General information
- Status: Under construction
- Type: Mixed-use
- Location: B-17, Islamabad
- Groundbreaking: 2020

Technical details
- Floor count: 31

Design and construction
- Architect: Ahmad Riaz Associates
- Developer: J7 Group

= J7 Emporium =

J7 Emporium is a high-rise mixed-use development under construction in Islamabad, Pakistan. The project consists of a 31-storey structure spanning approximately 46 Kanals (5.75 Acres). Upon completion, it would be the tallest and largest shopping mall in Islamabad.

== Overview ==
The project was announced by J7 Group, a real estate developer based in Islamabad, in 2020. Construction began the same year. It was designed by Ahmad Riaz Associates (ARA).

Located in Block C, Sector B-17 in Islamabad, the complex includes a shopping mall, food court, hotel suites, office spaces, and residential apartments.
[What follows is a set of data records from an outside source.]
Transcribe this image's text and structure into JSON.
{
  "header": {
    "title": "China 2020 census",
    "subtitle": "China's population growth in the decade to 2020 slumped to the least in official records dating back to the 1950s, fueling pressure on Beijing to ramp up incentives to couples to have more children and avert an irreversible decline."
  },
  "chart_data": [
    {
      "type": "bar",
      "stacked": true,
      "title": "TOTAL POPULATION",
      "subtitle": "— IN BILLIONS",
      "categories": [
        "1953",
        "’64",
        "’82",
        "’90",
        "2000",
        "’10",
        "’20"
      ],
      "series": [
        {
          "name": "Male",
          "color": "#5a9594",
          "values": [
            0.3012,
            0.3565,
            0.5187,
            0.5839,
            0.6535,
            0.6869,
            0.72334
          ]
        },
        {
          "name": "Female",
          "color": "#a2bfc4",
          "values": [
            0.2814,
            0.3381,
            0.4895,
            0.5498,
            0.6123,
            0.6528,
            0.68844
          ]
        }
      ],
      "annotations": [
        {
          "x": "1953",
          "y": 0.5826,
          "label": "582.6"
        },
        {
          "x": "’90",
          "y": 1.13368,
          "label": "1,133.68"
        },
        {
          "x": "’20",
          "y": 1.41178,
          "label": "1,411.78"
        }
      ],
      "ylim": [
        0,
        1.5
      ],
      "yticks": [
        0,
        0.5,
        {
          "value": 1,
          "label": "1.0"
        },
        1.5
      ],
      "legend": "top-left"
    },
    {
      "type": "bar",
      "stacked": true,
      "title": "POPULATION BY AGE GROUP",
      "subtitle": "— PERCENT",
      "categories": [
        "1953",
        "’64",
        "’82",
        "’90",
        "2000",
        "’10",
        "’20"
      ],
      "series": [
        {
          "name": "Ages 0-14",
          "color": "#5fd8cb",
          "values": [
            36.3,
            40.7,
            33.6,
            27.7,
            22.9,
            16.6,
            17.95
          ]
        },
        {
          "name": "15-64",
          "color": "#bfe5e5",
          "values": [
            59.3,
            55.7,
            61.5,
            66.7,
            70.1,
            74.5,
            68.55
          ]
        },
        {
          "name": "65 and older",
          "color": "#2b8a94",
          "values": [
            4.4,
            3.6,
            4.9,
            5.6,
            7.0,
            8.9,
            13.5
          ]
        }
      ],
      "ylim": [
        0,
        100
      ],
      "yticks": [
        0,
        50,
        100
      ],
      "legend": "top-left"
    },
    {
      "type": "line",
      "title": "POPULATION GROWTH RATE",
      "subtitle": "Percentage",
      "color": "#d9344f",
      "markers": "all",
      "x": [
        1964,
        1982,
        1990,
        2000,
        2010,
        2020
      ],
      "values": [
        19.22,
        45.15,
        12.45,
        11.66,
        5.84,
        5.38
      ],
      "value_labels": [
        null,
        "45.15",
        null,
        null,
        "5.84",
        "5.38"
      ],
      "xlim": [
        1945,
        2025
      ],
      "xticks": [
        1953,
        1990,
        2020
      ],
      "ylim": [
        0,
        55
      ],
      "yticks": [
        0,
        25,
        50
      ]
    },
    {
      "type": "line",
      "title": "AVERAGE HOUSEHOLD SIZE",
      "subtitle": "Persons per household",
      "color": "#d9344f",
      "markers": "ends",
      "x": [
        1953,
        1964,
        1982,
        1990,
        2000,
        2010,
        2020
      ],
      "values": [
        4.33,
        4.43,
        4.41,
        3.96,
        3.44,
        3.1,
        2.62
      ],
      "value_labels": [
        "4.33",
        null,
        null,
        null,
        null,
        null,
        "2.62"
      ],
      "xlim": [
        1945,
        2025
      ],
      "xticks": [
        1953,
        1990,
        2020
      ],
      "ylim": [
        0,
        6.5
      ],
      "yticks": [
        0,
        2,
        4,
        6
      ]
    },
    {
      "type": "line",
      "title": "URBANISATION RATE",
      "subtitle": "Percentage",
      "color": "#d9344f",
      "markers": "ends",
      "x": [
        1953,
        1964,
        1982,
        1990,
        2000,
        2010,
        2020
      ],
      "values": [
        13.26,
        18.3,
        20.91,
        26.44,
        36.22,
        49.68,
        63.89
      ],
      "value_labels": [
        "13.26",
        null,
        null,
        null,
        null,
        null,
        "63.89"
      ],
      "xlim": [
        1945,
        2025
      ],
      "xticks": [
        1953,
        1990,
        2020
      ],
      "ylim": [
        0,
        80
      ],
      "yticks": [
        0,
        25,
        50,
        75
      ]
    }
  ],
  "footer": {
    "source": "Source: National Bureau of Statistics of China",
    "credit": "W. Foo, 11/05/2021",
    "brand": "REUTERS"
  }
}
The structure includes a rooftop infinity pool and a glass-floored skywalk on the 17th floor.

In March 2023, Radisson Hotel Group announced the opening of the Radisson Hotel Islamabad, a 165-room facility located within the J7 Emporium complex.

In December 2024, J7 Emporium signed a development agreement with the Special Technology Zones Authority (STZA) to establish and operate a special technology zone named Tech 7 within the complex.

As of 2025, the complex remains under construction.